Sukarno menghabiskan dua tahun di penjara Belanda (1929–31) di Bandung dan lebih dari delapan tahun dalam pengasingan (1933–42) di Flores dan Sumatra. Saat Jepang menduduki Hindia pada Maret 1942, Sukarno menjadi kolaborator. Selama Perang Dunia II, ia menjadi penasihat dan propagandis utama Jepang.

Pada 1 Juni 1945, Sukarno membuat pidato terkenal di mana ia mendefinisikan Pancasila, Lima Prinsip (nasionalisme, internasionalisme, demokrasi, kesejahteraan sosial, dan kepercayaan kepada Tuhan), doktrin negara yang masih dijunjung tinggi hingga kini. Setelah Jepang hancur, Sukarno menyatakan kemerdekaan Indonesia pada 17 Agustus 1945, memicu perlawanan sukses terhadap Belanda.

Era Pemerintahan Sukarno

Dari ibu kota revolusi di Yogyakarta, Sukarno kembali ke Jakarta pada 28 Desember 1949. Sebagai presiden, kekuasaannya simbolik. Namun, pada 1957, ia mengumumkan Dekrit Presiden. Sejak itu kekuasaan eksekutif berpindah dari perdana menteri ke tangan presiden. Para pengkritik mengatakan Sukarno tidak mengembangkan program pembangunan ekonomi yang koheren. Politik Indonesia pun semakin kacau dan ekonomi kian tidak stabil.

Demokrasi Terpimpin dan Krisis Nasional

Pada akhir 1957, Sukarno mendeklarasikan "Demokrasi Terpimpin". Namun, kebijakan ini menghancurkan demokrasi parlementer dan lambat laun menyebabkan krisis nasional. 

Kudeta 1965

Pada 1 Oktober 1965 upaya kudeta oleh Gerakan 30 September mengguncang Indonesia. Soeharto, yang memimpin pasukan di Jakarta, dengan cepat menghentikan upaya tersebut. Soeharto dan militer meyakini Partai Komunis Indonesia (PKI) yang didukung Sukarno, ada di balik kudeta tersebut.

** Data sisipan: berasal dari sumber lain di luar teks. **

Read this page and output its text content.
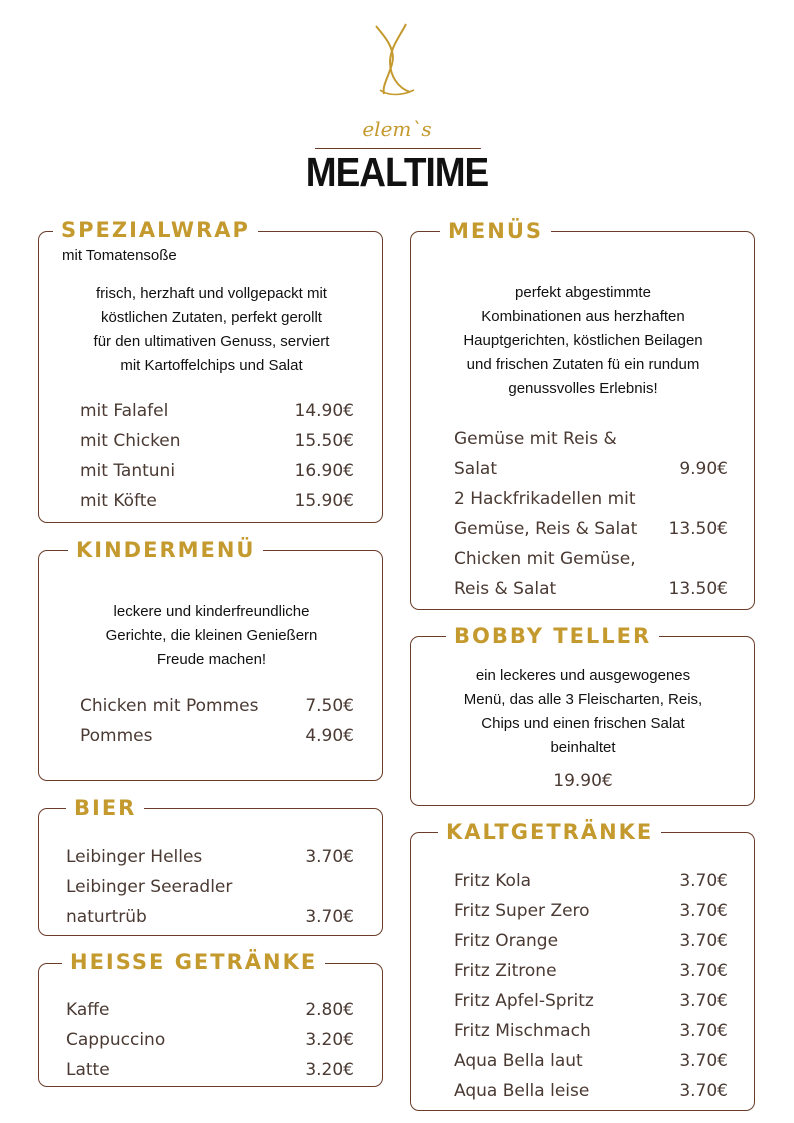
elem`s
MEALTIME
SPEZIALWRAP
mit Tomatensoße
frisch, herzhaft und vollgepackt mit
köstlichen Zutaten, perfekt gerollt
für den ultimativen Genuss, serviert
mit Kartoffelchips und Salat
mit Falafel	14.90€
mit Chicken	15.50€
mit Tantuni	16.90€
mit Köfte	15.90€
KINDERMENÜ
leckere und kinderfreundliche
Gerichte, die kleinen Genießern
Freude machen!
Chicken mit Pommes	7.50€
Pommes	4.90€
BIER
Leibinger Helles	3.70€
Leibinger Seeradler
naturtrüb	3.70€
HEISSE GETRÄNKE
Kaffe	2.80€
Cappuccino	3.20€
Latte	3.20€
MENÜS
perfekt abgestimmte
Kombinationen aus herzhaften
Hauptgerichten, köstlichen Beilagen
und frischen Zutaten fü ein rundum
genussvolles Erlebnis!
Gemüse mit Reis &
Salat	9.90€
2 Hackfrikadellen mit
Gemüse, Reis & Salat 13.50€
Chicken mit Gemüse,
Reis & Salat	13.50€
BOBBY TELLER
ein leckeres und ausgewogenes
Menü, das alle 3 Fleischarten, Reis,
Chips und einen frischen Salat
beinhaltet
19.90€
KALTGETRÄNKE
Fritz Kola	3.70€
Fritz Super Zero	3.70€
Fritz Orange	3.70€
Fritz Zitrone	3.70€
Fritz Apfel-Spritz	3.70€
Fritz Mischmach	3.70€
Aqua Bella laut	3.70€
Aqua Bella leise	3.70€
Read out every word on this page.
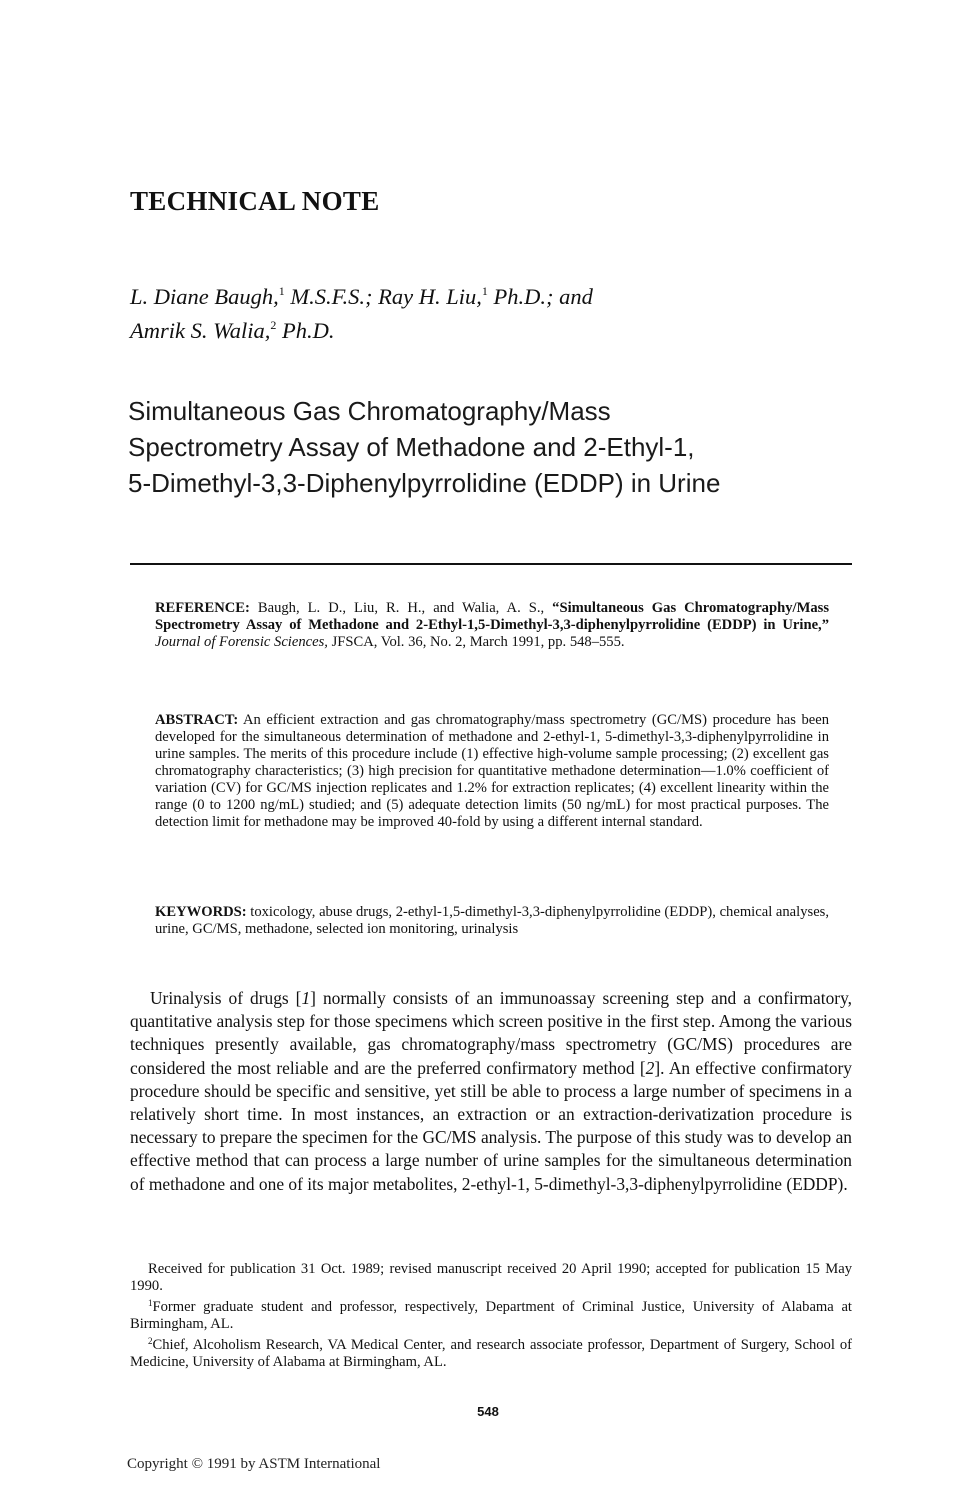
TECHNICAL NOTE
L. Diane Baugh,$^1$ M.S.F.S.; Ray H. Liu,$^1$ Ph.D.; and
Amrik S. Walia,$^2$ Ph.D.
Simultaneous Gas Chromatography/Mass
Spectrometry Assay of Methadone and 2-Ethyl-1,
5-Dimethyl-3,3-Diphenylpyrrolidine (EDDP) in Urine
REFERENCE: Baugh, L. D., Liu, R. H., and Walia, A. S., “Simultaneous Gas Chromatography/Mass Spectrometry Assay of Methadone and 2-Ethyl-1,5-Dimethyl-3,3-diphenylpyrrolidine (EDDP) in Urine,” Journal of Forensic Sciences, JFSCA, Vol. 36, No. 2, March 1991, pp. 548–555.
ABSTRACT: An efficient extraction and gas chromatography/mass spectrometry (GC/MS) procedure has been developed for the simultaneous determination of methadone and 2-ethyl-1, 5-dimethyl-3,3-diphenylpyrrolidine in urine samples. The merits of this procedure include (1) effective high-volume sample processing; (2) excellent gas chromatography characteristics; (3) high precision for quantitative methadone determination—1.0% coefficient of variation (CV) for GC/MS injection replicates and 1.2% for extraction replicates; (4) excellent linearity within the range (0 to 1200 ng/mL) studied; and (5) adequate detection limits (50 ng/mL) for most practical purposes. The detection limit for methadone may be improved 40-fold by using a different internal standard.
KEYWORDS: toxicology, abuse drugs, 2-ethyl-1,5-dimethyl-3,3-diphenylpyrrolidine (EDDP), chemical analyses, urine, GC/MS, methadone, selected ion monitoring, urinalysis
Urinalysis of drugs [1] normally consists of an immunoassay screening step and a confirmatory, quantitative analysis step for those specimens which screen positive in the first step. Among the various techniques presently available, gas chromatography/mass spectrometry (GC/MS) procedures are considered the most reliable and are the preferred confirmatory method [2]. An effective confirmatory procedure should be specific and sensitive, yet still be able to process a large number of specimens in a relatively short time. In most instances, an extraction or an extraction-derivatization procedure is necessary to prepare the specimen for the GC/MS analysis. The purpose of this study was to develop an effective method that can process a large number of urine samples for the simultaneous determination of methadone and one of its major metabolites, 2-ethyl-1, 5-dimethyl-3,3-diphenylpyrrolidine (EDDP).

Received for publication 31 Oct. 1989; revised manuscript received 20 April 1990; accepted for publication 15 May 1990.

$^1$Former graduate student and professor, respectively, Department of Criminal Justice, University of Alabama at Birmingham, AL.

$^2$Chief, Alcoholism Research, VA Medical Center, and research associate professor, Department of Surgery, School of Medicine, University of Alabama at Birmingham, AL.

548
Copyright © 1991 by ASTM International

Setelah itu terjadi pembantaian terhadap ribuan hingga jutaan anggota PKI. Pada 11 Maret 1966, Sukarno memberikan kekuasaan kepada Suharto.

Akhir Kepemimpinan Sukarno

Sukarno meninggal pada usia 69 tahun karena penyakit ginjal kronis pada 21 Juni 1970. Pemakamannya, meskipun sederhana, dihadiri oleh ratusan ribu orang. Ideologi Sukarnoisme dilarang hingga akhir 1990-an, ketika Suharto tumbang dan pemerintah merehabilitasi nama Sukarno.